Amber includes an integrated development environment with a class browser, Workspace, transcript, object inspector, and debugger. Amber is written in itself, including the compiler, and compiles into JavaScript, mapping one-to-one with the JavaScript equivalent. This one-to-one mapping with JavaScript differentiates Amber from other Smalltalk variants such as Pharo, Seaside, and Squeak. Developing Amber project requires Node.js to run the tooling; the deployed project only needs browser to run. Amber doesn't run slowly on a bytecode virtual machine due to its convenient mapping to JavaScript, which makes compiled code run fast.

History

Amber was originally created by Nicolas Petton in 2011. Amber was influenced by an earlier Smalltalk in browser project, named Clamato, created by Avi Bryant. Amber and Clamato both use parsing expression grammar libraries to parse Smalltalk source code. Amber uses the JavaScript based PEG.js library written by David Majda. Clamato uses PetitParser, a Smalltalk-based library written by Lukas Renggli. Clamato and Amber were both influenced by earlier work by Dan Ingalls in developing the Lively Kernel implementation of Morphic to run in web browsers via JavaScript.
Starting with version 0.12.0, Amber modules compile to asynchronous module definition. Starting with version 0.12.6, the development helper command-line interface tool is extracted to dedicated module, which can be installed from npm as @ambers/cli; and setting up the project and its JavaScript ecosystem is greatly simplified using this CLI tool by issuing amber init and answering a few questions. Since August 2018, project scaffolding of "amber init" is simplified, not using bower any more and only based off npm and whole project resides under npm organization @ambers. This makes setting Amber Smalltalk easier for people with little JavaScript experience.

Installing

Up-to-date instructions should be at https://lolg.it/amber/amber.
To install Amber, Git must be installed first, if it is not already. The following commands will install Amber:
  1. for macOS and Linux, needs the following two commands:
npm config set prefix=~/npm
export PATH="$PATH:$HOME/npm/bin" # add to.bash_profile or.bashrc
npm install -g grunt-cli grunt-init @ambers/cli
To create a new project, write:
  1. Create the empty project dir
mkdir example-project
cd example-project
  1. Create and initialize a new Amber project
amber init
"amber init" step will lead to some questions about the project. For most of them, a default answer can be set. The next step is to start the server:

amber serve

After that, typing http://localhost:4000 in the browser will get to the application. Most browsers will block Helios IDE pop-ups by default, so browser settings may need changing to allow the Helios IDE popup to appear.

Integrating external JavaScript libraries

Npm software can be used to access a vast array of JavaScript libraries.

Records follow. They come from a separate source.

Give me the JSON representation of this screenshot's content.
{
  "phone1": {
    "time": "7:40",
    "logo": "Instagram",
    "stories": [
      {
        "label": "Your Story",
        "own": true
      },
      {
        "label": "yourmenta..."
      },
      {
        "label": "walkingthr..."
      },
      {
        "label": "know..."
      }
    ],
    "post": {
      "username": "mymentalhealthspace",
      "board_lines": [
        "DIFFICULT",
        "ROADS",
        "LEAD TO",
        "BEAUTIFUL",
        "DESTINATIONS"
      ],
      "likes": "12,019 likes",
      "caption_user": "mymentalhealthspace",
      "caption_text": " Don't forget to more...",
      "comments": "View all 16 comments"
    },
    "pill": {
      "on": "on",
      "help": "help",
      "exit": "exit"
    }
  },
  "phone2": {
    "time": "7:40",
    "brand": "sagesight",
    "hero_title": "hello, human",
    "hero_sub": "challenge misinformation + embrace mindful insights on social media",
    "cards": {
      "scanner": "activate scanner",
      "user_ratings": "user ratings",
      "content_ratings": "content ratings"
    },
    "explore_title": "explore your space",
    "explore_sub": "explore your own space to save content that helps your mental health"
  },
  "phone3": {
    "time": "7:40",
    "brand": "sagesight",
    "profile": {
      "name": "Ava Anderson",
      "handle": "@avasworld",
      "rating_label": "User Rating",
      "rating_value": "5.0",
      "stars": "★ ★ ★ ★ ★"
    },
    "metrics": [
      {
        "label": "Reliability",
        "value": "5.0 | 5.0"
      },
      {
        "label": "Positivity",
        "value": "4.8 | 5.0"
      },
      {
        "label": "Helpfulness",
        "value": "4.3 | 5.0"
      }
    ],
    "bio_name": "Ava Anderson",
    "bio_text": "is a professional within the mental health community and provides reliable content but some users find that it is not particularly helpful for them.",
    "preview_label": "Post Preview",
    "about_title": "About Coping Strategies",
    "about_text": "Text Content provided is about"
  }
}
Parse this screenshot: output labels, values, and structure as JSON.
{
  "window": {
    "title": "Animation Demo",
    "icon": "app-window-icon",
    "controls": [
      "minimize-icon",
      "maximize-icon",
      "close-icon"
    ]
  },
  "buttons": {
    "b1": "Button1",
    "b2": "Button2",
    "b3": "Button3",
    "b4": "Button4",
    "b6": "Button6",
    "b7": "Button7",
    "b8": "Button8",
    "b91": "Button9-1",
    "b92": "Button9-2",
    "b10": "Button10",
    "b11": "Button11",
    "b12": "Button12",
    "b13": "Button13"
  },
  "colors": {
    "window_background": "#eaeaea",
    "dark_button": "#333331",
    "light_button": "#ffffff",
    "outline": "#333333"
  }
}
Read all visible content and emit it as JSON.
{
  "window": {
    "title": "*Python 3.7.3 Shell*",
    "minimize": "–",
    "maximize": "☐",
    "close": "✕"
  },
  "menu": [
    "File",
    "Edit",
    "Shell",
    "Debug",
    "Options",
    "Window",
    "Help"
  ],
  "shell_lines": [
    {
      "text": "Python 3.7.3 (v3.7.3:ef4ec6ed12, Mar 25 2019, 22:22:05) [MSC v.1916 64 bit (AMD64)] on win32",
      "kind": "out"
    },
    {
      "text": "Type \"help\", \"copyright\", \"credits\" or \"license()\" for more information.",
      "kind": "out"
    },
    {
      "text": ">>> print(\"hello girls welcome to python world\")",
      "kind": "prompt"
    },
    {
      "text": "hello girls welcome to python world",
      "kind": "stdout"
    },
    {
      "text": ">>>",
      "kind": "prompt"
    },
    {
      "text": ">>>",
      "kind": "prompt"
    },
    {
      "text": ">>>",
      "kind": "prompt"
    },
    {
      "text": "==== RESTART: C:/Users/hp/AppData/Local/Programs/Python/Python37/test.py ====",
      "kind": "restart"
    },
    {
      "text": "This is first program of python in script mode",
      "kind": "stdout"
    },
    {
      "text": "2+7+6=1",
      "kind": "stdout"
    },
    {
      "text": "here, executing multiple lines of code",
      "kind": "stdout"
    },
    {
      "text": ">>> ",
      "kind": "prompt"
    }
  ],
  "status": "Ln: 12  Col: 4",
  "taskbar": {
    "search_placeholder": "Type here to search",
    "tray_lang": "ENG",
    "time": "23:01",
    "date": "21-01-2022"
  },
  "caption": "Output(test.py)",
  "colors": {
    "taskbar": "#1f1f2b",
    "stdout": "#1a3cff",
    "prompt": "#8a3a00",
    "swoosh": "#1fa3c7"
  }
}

A library can be integrated by following only four steps:
  1. Install the library using npm.
  2. If 'local.amd.json' files doesn't exist for the npm package, create a 'libname.amd.json' file in the project root.
  3. Run 'grunt devel'.
  4. Add 'libname' to the application package's #imports:.

    Deployment

By running grunt deploy, the Amber project is packaged using RequireJS into just a few files, at the minimum just index.html and the.js.
You can host those statically as any other static web page.